Die Polizei in Görlitz hat in fast zwei Dutzend Verfahren stationäre und mobile Systeme für biometrische Überwachung eingesetzt. Die Datenschutzbeauftragte Sachsen zweifelt die angegebene Rechtsgrundlage an. Doch da es um richterliche Anordnungen geht, wird es kompliziert.
Die sächsische Polizei hat bei 21 Ermittlungsverfahren automatisierte Gesichtserkennung für Videoüberwachungsaufnahmen eingesetzt. Das geht aus einer Antwort der Sächsischen Datenschutzbeauftragten auf eine Beschwerde hervor, die wir im Volltext (PDF) veröffentlichen.
Demnach hat die Polizei Görlitz etwa mit mobilen und stationären Geräten (PerIS) in Ermittlungsverfahren den Verkehr überwacht und die Aufnahmen später händisch und automatisiert ausgewertet. Dies ist laut der Datenschutzbehörde auf Grundlage richterlicher Anordnungen passiert. Die Polizei hatte die Überwachungstechnik ohne Kenntnis der Datenschutzbehörde eingesetzt.
Die Auswertung fand laut der Polizei bis auf ein Verfahren immer retrograd, also im Nachhinein statt. Ein biometrischer Echtzeit-Abgleich habe bisher nur in dem Verfahren stattgefunden, über welches „nd“ und netzpolitik.org im Mai 2024 berichtet hatten – hier waren Berliner Strafverfolgungsbehörden verantwortlich. Die richterliche Anordnung stützte sich dabei auf die Rasterfahndungsparagrafen 98a und 98b der Strafprozessordnung.
Datenschutzbehörde sieht keine Rechtsgrundlage
Die anderen biometrischen Überwachungen fanden auf Basis von §§100h und 163f StPO statt. Nach Einschätzung der Datenschutzbehörde seien das jedoch „keine Rechtsgrundlagen, auf die derartige ‚Scans‘ des öffentlichen Verkehrsraums gestützt werden können“.
Die Datenschutzbehörde ist wegen der Unabhängigkeit der Gerichte nicht zuständig für die Prüfung richterlicher Beschlüsse, welche die Überwachung angeordnet hatten. Sie bewertet den Einsatz der Technik aber „abstrakt und unabhängig von konkreten Ermittlungsverfahren“ als „sehr kritisch“, weil diese in großer Zahl „nahezu ausschließlich unbeteiligte Dritte betreffen“ würden.

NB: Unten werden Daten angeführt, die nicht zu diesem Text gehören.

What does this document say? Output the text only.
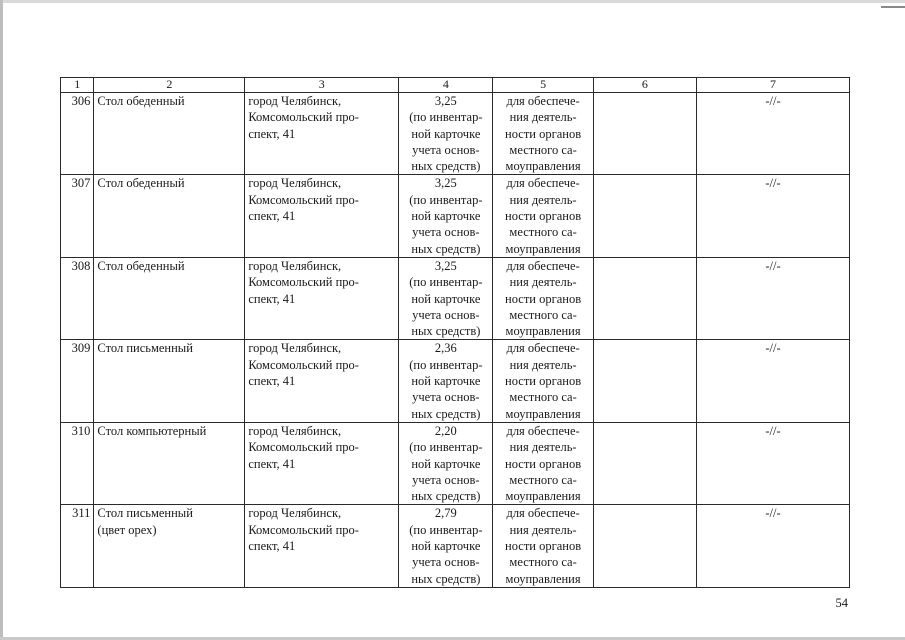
1	2	3	4	5	6	7
306	Стол обеденный	город Челябинск,
Комсомольский про-
спект, 41	3,25
(по инвентар-
ной карточке
учета основ-
ных средств)	для обеспече-
ния деятель-
ности органов
местного са-
моуправления		-//-
307	Стол обеденный	город Челябинск,
Комсомольский про-
спект, 41	3,25
(по инвентар-
ной карточке
учета основ-
ных средств)	для обеспече-
ния деятель-
ности органов
местного са-
моуправления		-//-
308	Стол обеденный	город Челябинск,
Комсомольский про-
спект, 41	3,25
(по инвентар-
ной карточке
учета основ-
ных средств)	для обеспече-
ния деятель-
ности органов
местного са-
моуправления		-//-
309	Стол письменный	город Челябинск,
Комсомольский про-
спект, 41	2,36
(по инвентар-
ной карточке
учета основ-
ных средств)	для обеспече-
ния деятель-
ности органов
местного са-
моуправления		-//-
310	Стол компьютерный	город Челябинск,
Комсомольский про-
спект, 41	2,20
(по инвентар-
ной карточке
учета основ-
ных средств)	для обеспече-
ния деятель-
ности органов
местного са-
моуправления		-//-
311	Стол письменный
(цвет орех)	город Челябинск,
Комсомольский про-
спект, 41	2,79
(по инвентар-
ной карточке
учета основ-
ных средств)	для обеспече-
ния деятель-
ности органов
местного са-
моуправления		-//-
54
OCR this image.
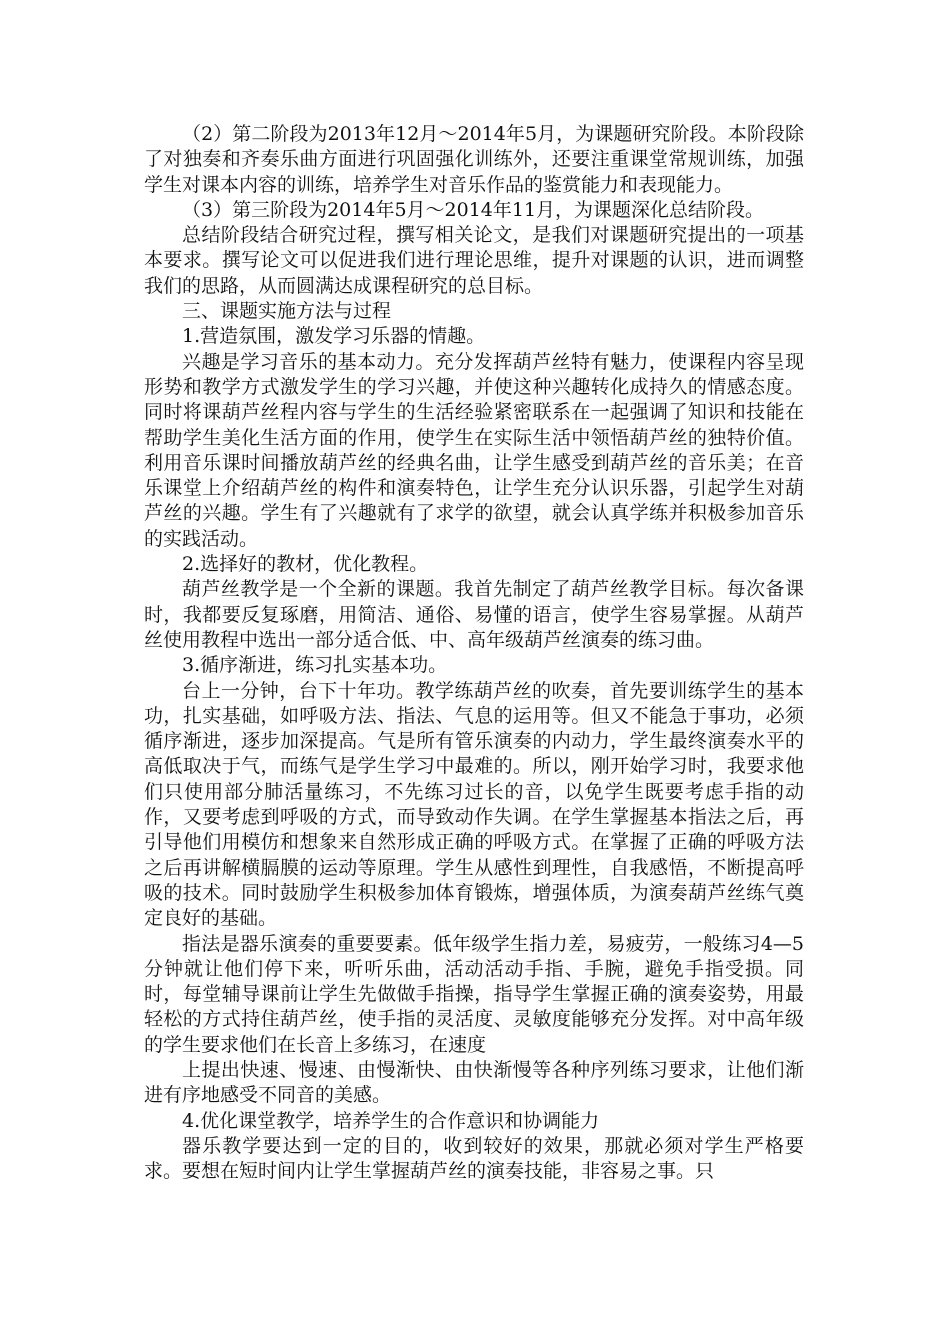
（2）第二阶段为2013年12月～2014年5月，为课题研究阶段。本阶段除了对独奏和齐奏乐曲方面进行巩固强化训练外，还要注重课堂常规训练，加强学生对课本内容的训练，培养学生对音乐作品的鉴赏能力和表现能力。

（3）第三阶段为2014年5月～2014年11月，为课题深化总结阶段。

总结阶段结合研究过程，撰写相关论文，是我们对课题研究提出的一项基本要求。撰写论文可以促进我们进行理论思维，提升对课题的认识，进而调整我们的思路，从而圆满达成课程研究的总目标。

三、课题实施方法与过程

1.营造氛围，激发学习乐器的情趣。

兴趣是学习音乐的基本动力。充分发挥葫芦丝特有魅力，使课程内容呈现形势和教学方式激发学生的学习兴趣，并使这种兴趣转化成持久的情感态度。同时将课葫芦丝程内容与学生的生活经验紧密联系在一起强调了知识和技能在帮助学生美化生活方面的作用，使学生在实际生活中领悟葫芦丝的独特价值。利用音乐课时间播放葫芦丝的经典名曲，让学生感受到葫芦丝的音乐美；在音乐课堂上介绍葫芦丝的构件和演奏特色，让学生充分认识乐器，引起学生对葫芦丝的兴趣。学生有了兴趣就有了求学的欲望，就会认真学练并积极参加音乐的实践活动。

2.选择好的教材，优化教程。

葫芦丝教学是一个全新的课题。我首先制定了葫芦丝教学目标。每次备课时，我都要反复琢磨，用简洁、通俗、易懂的语言，使学生容易掌握。从葫芦丝使用教程中选出一部分适合低、中、高年级葫芦丝演奏的练习曲。

3.循序渐进，练习扎实基本功。

台上一分钟，台下十年功。教学练葫芦丝的吹奏，首先要训练学生的基本功，扎实基础，如呼吸方法、指法、气息的运用等。但又不能急于事功，必须循序渐进，逐步加深提高。气是所有管乐演奏的内动力，学生最终演奏水平的高低取决于气，而练气是学生学习中最难的。所以，刚开始学习时，我要求他们只使用部分肺活量练习，不先练习过长的音，以免学生既要考虑手指的动作，又要考虑到呼吸的方式，而导致动作失调。在学生掌握基本指法之后，再引导他们用模仿和想象来自然形成正确的呼吸方式。在掌握了正确的呼吸方法之后再讲解横膈膜的运动等原理。学生从感性到理性，自我感悟，不断提高呼吸的技术。同时鼓励学生积极参加体育锻炼，增强体质，为演奏葫芦丝练气奠定良好的基础。

指法是器乐演奏的重要要素。低年级学生指力差，易疲劳，一般练习4—5分钟就让他们停下来，听听乐曲，活动活动手指、手腕，避免手指受损。同时，每堂辅导课前让学生先做做手指操，指导学生掌握正确的演奏姿势，用最轻松的方式持住葫芦丝，使手指的灵活度、灵敏度能够充分发挥。对中高年级的学生要求他们在长音上多练习，在速度

上提出快速、慢速、由慢渐快、由快渐慢等各种序列练习要求，让他们渐进有序地感受不同音的美感。

4.优化课堂教学，培养学生的合作意识和协调能力

器乐教学要达到一定的目的，收到较好的效果，那就必须对学生严格要求。要想在短时间内让学生掌握葫芦丝的演奏技能，非容易之事。只
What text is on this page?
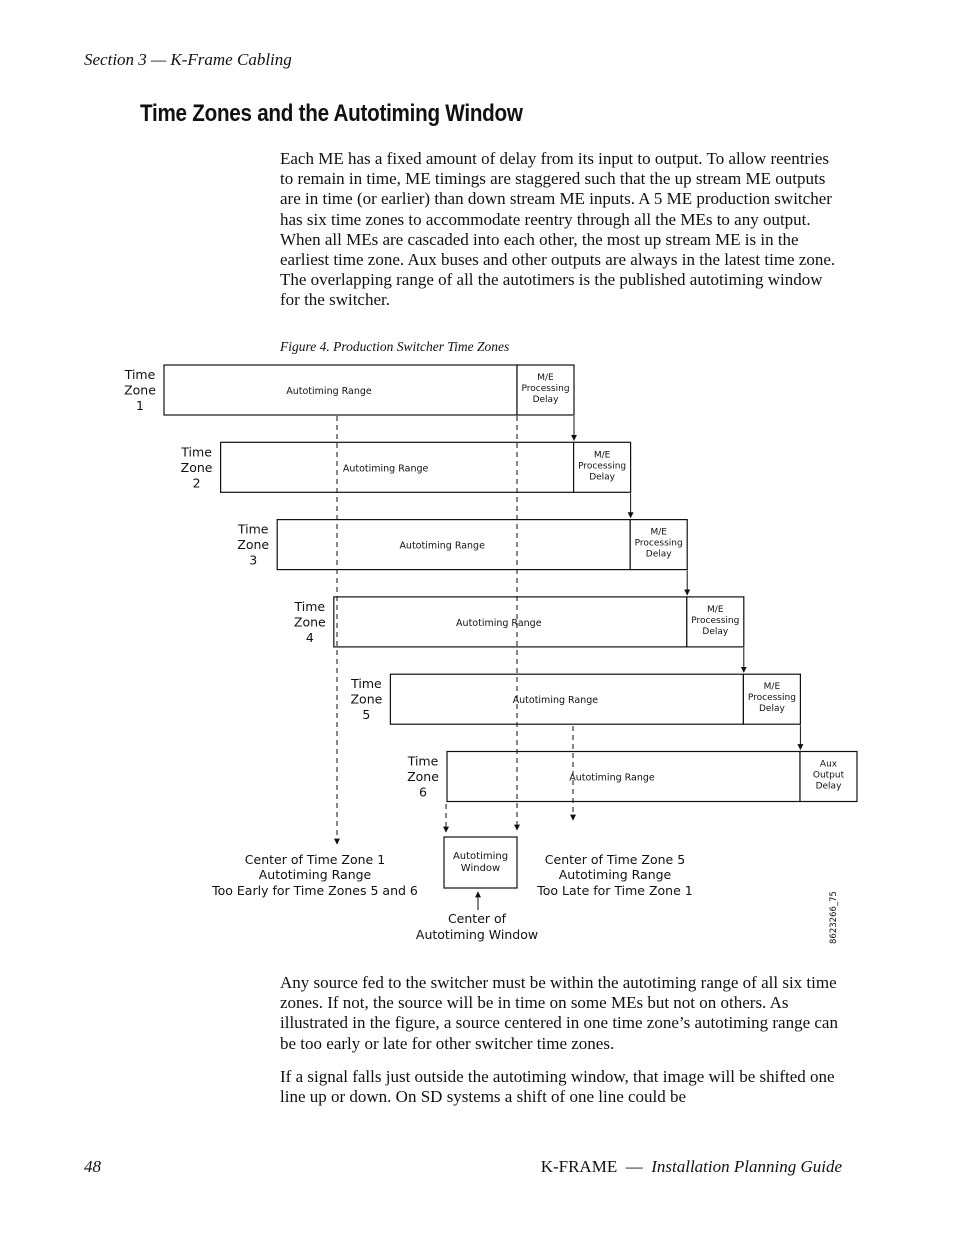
Section 3 — K-Frame Cabling
Time Zones and the Autotiming Window

Each ME has a fixed amount of delay from its input to output. To allow reentries to remain in time, ME timings are staggered such that the up stream ME outputs are in time (or earlier) than down stream ME inputs. A 5 ME production switcher has six time zones to accommodate reentry through all the MEs to any output. When all MEs are cascaded into each other, the most up stream ME is in the earliest time zone. Aux buses and other outputs are always in the latest time zone. The overlapping range of all the autotimers is the published autotiming window for the switcher.

Figure 4. Production Switcher Time Zones
Time
Zone
1
Autotiming Range
M/E
Processing
Delay
Time
Zone
2
Autotiming Range
M/E
Processing
Delay
Time
Zone
3
Autotiming Range
M/E
Processing
Delay
Time
Zone
4
Autotiming Range
M/E
Processing
Delay
Time
Zone
5
Autotiming Range
M/E
Processing
Delay
Time
Zone
6
Autotiming Range
Aux
Output
Delay
Autotiming
Window
Center of Time Zone 1
Autotiming Range
Too Early for Time Zones 5 and 6
Center of Time Zone 5
Autotiming Range
Too Late for Time Zone 1
Center of
Autotiming Window	8623266_75

Any source fed to the switcher must be within the autotiming range of all six time zones. If not, the source will be in time on some MEs but not on others. As illustrated in the figure, a source centered in one time zone’s autotiming range can be too early or late for other switcher time zones.

If a signal falls just outside the autotiming window, that image will be shifted one line up or down. On SD systems a shift of one line could be

48	K-FRAME — Installation Planning Guide
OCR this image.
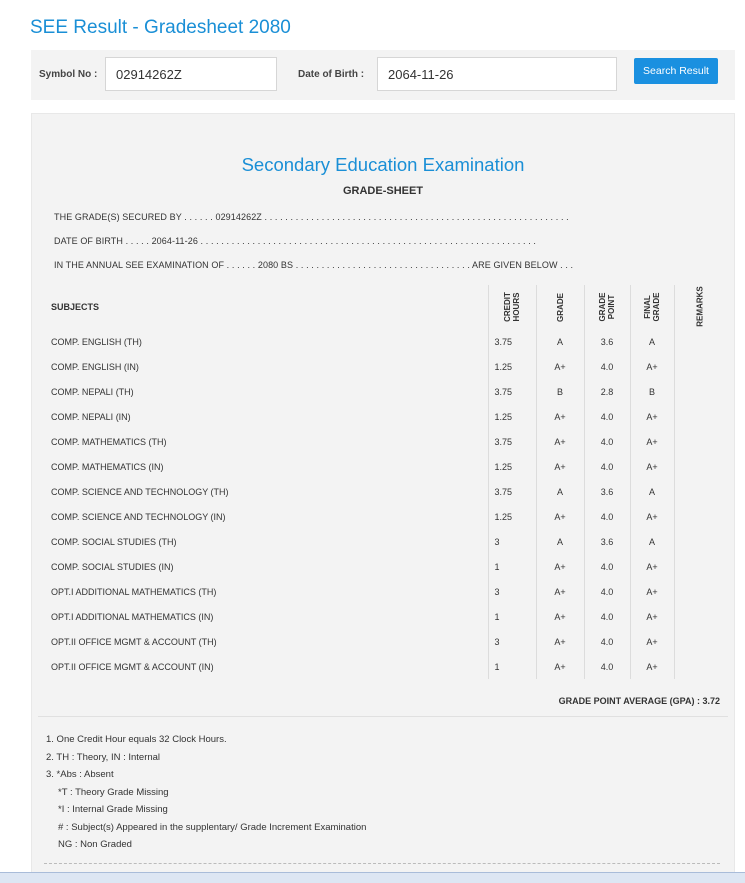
SEE Result - Gradesheet 2080
Symbol No :
02914262Z	Date of Birth :
2064-11-26	Search Result
Secondary Education Examination
GRADE-SHEET
THE GRADE(S) SECURED BY . . . . . . 02914262Z . . . . . . . . . . . . . . . . . . . . . . . . . . . . . . . . . . . . . . . . . . . . . . . . . . . . . . . . . . .
DATE OF BIRTH . . . . . 2064-11-26 . . . . . . . . . . . . . . . . . . . . . . . . . . . . . . . . . . . . . . . . . . . . . . . . . . . . . . . . . . . . . . . . .
IN THE ANNUAL SEE EXAMINATION OF . . . . . . 2080 BS . . . . . . . . . . . . . . . . . . . . . . . . . . . . . . . . . . ARE GIVEN BELOW . . .
SUBJECTS	CREDIT HOURS	GRADE	GRADE POINT	FINAL GRADE	REMARKS
COMP. ENGLISH (TH)	3.75	A	3.6	A	
COMP. ENGLISH (IN)	1.25	A+	4.0	A+	
COMP. NEPALI (TH)	3.75	B	2.8	B	
COMP. NEPALI (IN)	1.25	A+	4.0	A+	
COMP. MATHEMATICS (TH)	3.75	A+	4.0	A+	
COMP. MATHEMATICS (IN)	1.25	A+	4.0	A+	
COMP. SCIENCE AND TECHNOLOGY (TH)	3.75	A	3.6	A	
COMP. SCIENCE AND TECHNOLOGY (IN)	1.25	A+	4.0	A+	
COMP. SOCIAL STUDIES (TH)	3	A	3.6	A	
COMP. SOCIAL STUDIES (IN)	1	A+	4.0	A+	
OPT.I ADDITIONAL MATHEMATICS (TH)	3	A+	4.0	A+	
OPT.I ADDITIONAL MATHEMATICS (IN)	1	A+	4.0	A+	
OPT.II OFFICE MGMT & ACCOUNT (TH)	3	A+	4.0	A+	
OPT.II OFFICE MGMT & ACCOUNT (IN)	1	A+	4.0	A+	
GRADE POINT AVERAGE (GPA) : 3.72
1. One Credit Hour equals 32 Clock Hours.
2. TH : Theory, IN : Internal
3. *Abs : Absent
*T : Theory Grade Missing
*I : Internal Grade Missing
# : Subject(s) Appeared in the supplentary/ Grade Increment Examination
NG : Non Graded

Diese Bedenken hinsichtlich der Verhältnismäßigkeit des Vorgehens verstärken sich laut der Behörde „exponentiell, wenn sich an derartige Bildaufzeichnungen eine biometrische Weiterverarbeitung der erhobenen Daten anschließt und von den Kameras erfasste Personen einem biometrischen Abgleich ihrer Gesichter mit Referenzbildern unterzogen werden“.
Hinzu komme, dass die Polizei in Görlitz den Bilddatenbestand aus den Aufzeichnungen vor dem biometrischen Abgleich nicht reduziert oder nach wie auch immer gearteten Kriterien gefiltert habe. Dadurch würden auch biometrische Daten von Personen verarbeitet, die „bestimmte, auf den Täter vermutlich zutreffende Prüfungsmerkmale“ gerade nicht erfüllen würden. Als Beispiel nennt die Behörde eine Suche nach männlichen erwachsenen Tatverdächtigen, bei der aber auch Frauen und Kinder vom biometrischen Abgleich erfasst würden.
Behörde könnte Staatsanwaltschaften biometrische Überwachung untersagen
Die Piraten-Politikerin Anne Herpertz, die sich bei der Datenschutzbehörde beschwert hatte, sagt: „Dass es sich um retrograde Abgleiche von Gesichtern statt Echtzeit-Überwachung handelt, ändert nichts an der Tatsache, dass biometrische Überwachung stattfindet.“ Eine rückläufige Überwachung würde zudem neue Fragen bezüglich Datensammelei und Vorratsdatenspeicherung aufwerfen.
Die Datenschutzbeauftragte stelle selbst fest, so Herpertz weiter, dass die bestehende Strafprozessordnung diese Praxis nicht abdecke. Herpertz fordert die Datenschutzbeauftragte auf, den Staatsanwaltschaften zu untersagen, biometrische Überwachung zu beantragen. Im Rahmen der Umsetzung des europäischen AI Acts brauche es jetzt ein klares Verbot des Einsatzes solcher Techniken in Deutschland.